Первое такое наблюдение внимательный читатель сделает, когда сопоставит две главы незавершенного романа и придет к заключению, что этот дородный распутник с «маленькими гадкими усами», «красивыми глазами навыкате», «всегда лоснящимися губами» и «темными, густыми, неприятно пахнущими и <…> слегка маслянистыми волосами» (532), несколько похожий на Дягилева, является преображенным сознанием художника Синеусова персонажем из другой, реалистичной части романа, «Ultima Thule», а именно Адамом Ильичом Фальтером. Адам Ильич, этот удачливый делец с большими способностями к математике, искушает героя не островным колдовством и сладострастными образами, в отличие от принца, а разгадкой некой великой тайны жизни, с помощью которой Синеусов надеется снестись со своей умершей женой (как Кр. – воскресить погибшую Белинду, что следует из автокомментария Набокова). Кр. и Синеусов, как и Адульф и Фальтер, – одни и те же лица в реалистическом и фантастическом планах романа, причем в сценах Кр. с Адульфом в «Solus Rex» время действия отнесено в прошлое в сравнении с «настоящим» Синеусова и Фальтера в «Ultima Thule»: воображая островное государство, в котором он станет королем, Синеусов переносится в пору своих студенческих лет (девятнадцатилетний Кр. описывается как «долговязый, сумрачный юноша»), соответственно «молодеет» и Фальтер в образе принца Адульфа (см. Приложение).

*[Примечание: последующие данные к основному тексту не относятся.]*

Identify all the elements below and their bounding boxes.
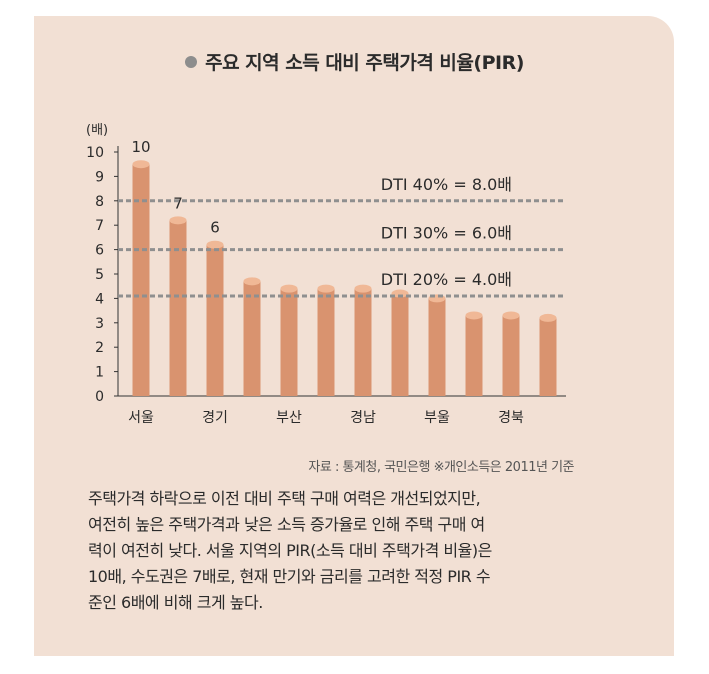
bar [539, 317, 557, 396]
bar-cap [206, 240, 224, 249]
y-tick-label: 10 [86, 145, 104, 161]
bar-cap [280, 284, 298, 293]
bullet-icon [185, 56, 198, 68]
x-tick-label: 경북 [498, 410, 524, 426]
y-tick-label: 1 [95, 365, 104, 381]
bar [132, 164, 150, 396]
bar [317, 288, 335, 396]
x-tick-label: 경기 [202, 410, 228, 426]
bar-cap [354, 284, 372, 293]
description-text: 주택가격 하락으로 이전 대비 주택 구매 여력은 개선되었지만, 여전히 높은… [88, 486, 588, 616]
bar-cap [502, 311, 520, 320]
reference-line-label: DTI 40% = 8.0배 [381, 175, 512, 194]
bar-cap [169, 216, 187, 225]
bar-value-label: 10 [131, 138, 150, 156]
bar-value-label: 7 [173, 194, 183, 212]
bar [280, 288, 298, 396]
bar [391, 293, 409, 396]
y-axis-label: (배) [86, 123, 108, 138]
bar-cap [391, 289, 409, 298]
source-note: 자료 : 통계청, 국민은행 ※개인소득은 2011년 기준 [308, 460, 574, 475]
y-tick-label: 6 [95, 243, 104, 259]
bar [465, 315, 483, 396]
y-tick-label: 4 [95, 291, 104, 307]
y-tick-label: 2 [95, 340, 104, 356]
bar [354, 288, 372, 396]
x-tick-label: 서울 [128, 410, 154, 426]
y-tick-label: 8 [95, 194, 104, 210]
y-tick-label: 7 [95, 218, 104, 234]
bar-cap [539, 313, 557, 322]
bar [428, 298, 446, 396]
y-tick-label: 0 [95, 389, 104, 405]
bar-cap [465, 311, 483, 320]
bar [502, 315, 520, 396]
x-tick-label: 부산 [276, 410, 302, 426]
bar [169, 220, 187, 396]
description-line: 준인 6배에 비해 크게 높다. [88, 593, 263, 612]
y-tick-label: 3 [95, 316, 104, 332]
bar-value-label: 6 [210, 219, 220, 237]
chart-title-row: 주요 지역 소득 대비 주택가격 비율(PIR) [0, 48, 709, 75]
x-tick-label: 부울 [424, 410, 450, 426]
x-tick-label: 경남 [350, 410, 376, 426]
y-tick-label: 9 [95, 169, 104, 185]
description-line: 력이 여전히 낮다. 서울 지역의 PIR(소득 대비 주택가격 비율)은 [88, 541, 492, 560]
description-line: 여전히 높은 주택가격과 낮은 소득 증가율로 인해 주택 구매 여 [88, 515, 485, 534]
description-line: 10배, 수도권은 7배로, 현재 만기와 금리를 고려한 적정 PIR 수 [88, 567, 491, 586]
y-tick-label: 5 [95, 267, 104, 283]
reference-line-label: DTI 30% = 6.0배 [381, 224, 512, 243]
bar-cap [317, 284, 335, 293]
bar [243, 281, 261, 396]
bar [206, 244, 224, 396]
bar-cap [243, 277, 261, 286]
reference-line-label: DTI 20% = 4.0배 [381, 270, 512, 289]
description-line: 주택가격 하락으로 이전 대비 주택 구매 여력은 개선되었지만, [88, 489, 481, 508]
bar-cap [132, 160, 150, 169]
chart-title: 주요 지역 소득 대비 주택가격 비율(PIR) [205, 52, 524, 74]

В описании наружности и манеры Фальтера Набоков напирает на те же стороны, что и в описании Адульфа:
За годы разлуки со мной <…> он из бедного жилистого студента с живыми как ночь глазами <…> превратился в осанистого, довольно полного господина, сохранив при этом и живость взгляда, и красоту крупных рук, но только я бы никогда не узнал его со спины, т. к. вместо толстых, гладких, в скобку остриженных волос виднелась посреди черного пуха коричневая от загара плешь почти иезуитской формы <…> (506).

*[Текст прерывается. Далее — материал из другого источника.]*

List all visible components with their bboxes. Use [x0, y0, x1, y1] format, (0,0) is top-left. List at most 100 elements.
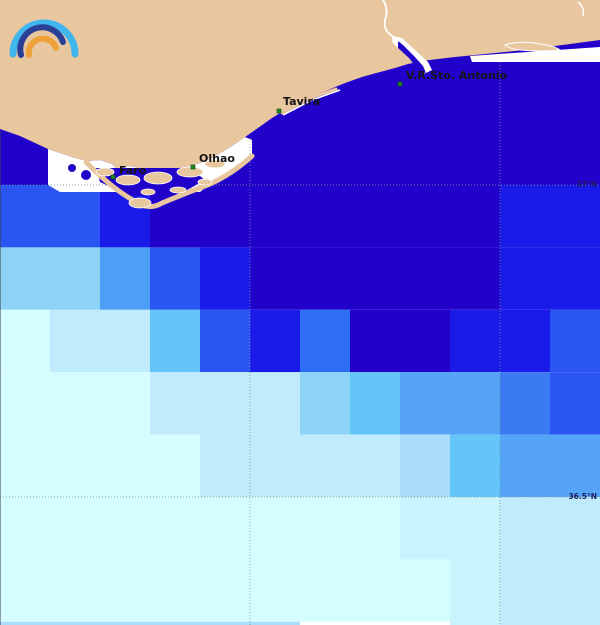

Упомянутое между прочим «экзотическое франтовство» Фальтера прямо соотнесено Набоковым с «не по-островному франтовским видом» Адульфа. Фальтер, бывший репетитор юного Синеусова, старше его, по-видимому, на столько же лет, на сколько Адульф старше Кр. И хотя Фальтер не маниакальный распутник, как принц Адульф, он тоже повеса: свое баснословное открытие он делает после посещения «небольшого женского общежития на Бульваре Взаимности». Кстати оказываются и рассуждения Адульфа о дробях и интегральной гармонии: Фальтер – талантливый математик, состоящий в переписке со шведским ученым – линия к исчезнувшему заказчику Синеусова: «Ты помнишь, не правда ли, этого странного шведа, или датчанина, или исландца, чорт его знает <…>» (513). После метаморфозы, приключившейся с Фальтером в результате внезапно открывшейся ему главной тайны мироздания, следует его новое описание, в котором Набоков акцентирует внимание на утрате им способности к обычному человеческому участию: «<…> любить кого-нибудь, жалеть, даже только самого себя, благоволить к чужой душе и ей сострадать при случае, посильно и привычно служить добру, хотя бы собственной пробы, – всему этому Фальтер совершенно разучился <…>» (515). О принце Адульфе, в свою очередь, сообщается, что, несмотря на живость его характера, «<…> блаженно сопя, теребя и пощипывая жизнь, он постоянно шел на то, чтобы причинить каким-то третьим душам, о существовании которых не помышлял, какое-то далеко превышающее размер его личности постороннее, почти потустороннее горе» (532). Душа Фальтера в результате его умозрительного «открытия» разъята, раздроблена, лишена человеческой гармонии чувств и рассудка. Он же в образе Адульфа ради собственного удовольствия и из собственной пытливости не задумываясь причиняет зло другим.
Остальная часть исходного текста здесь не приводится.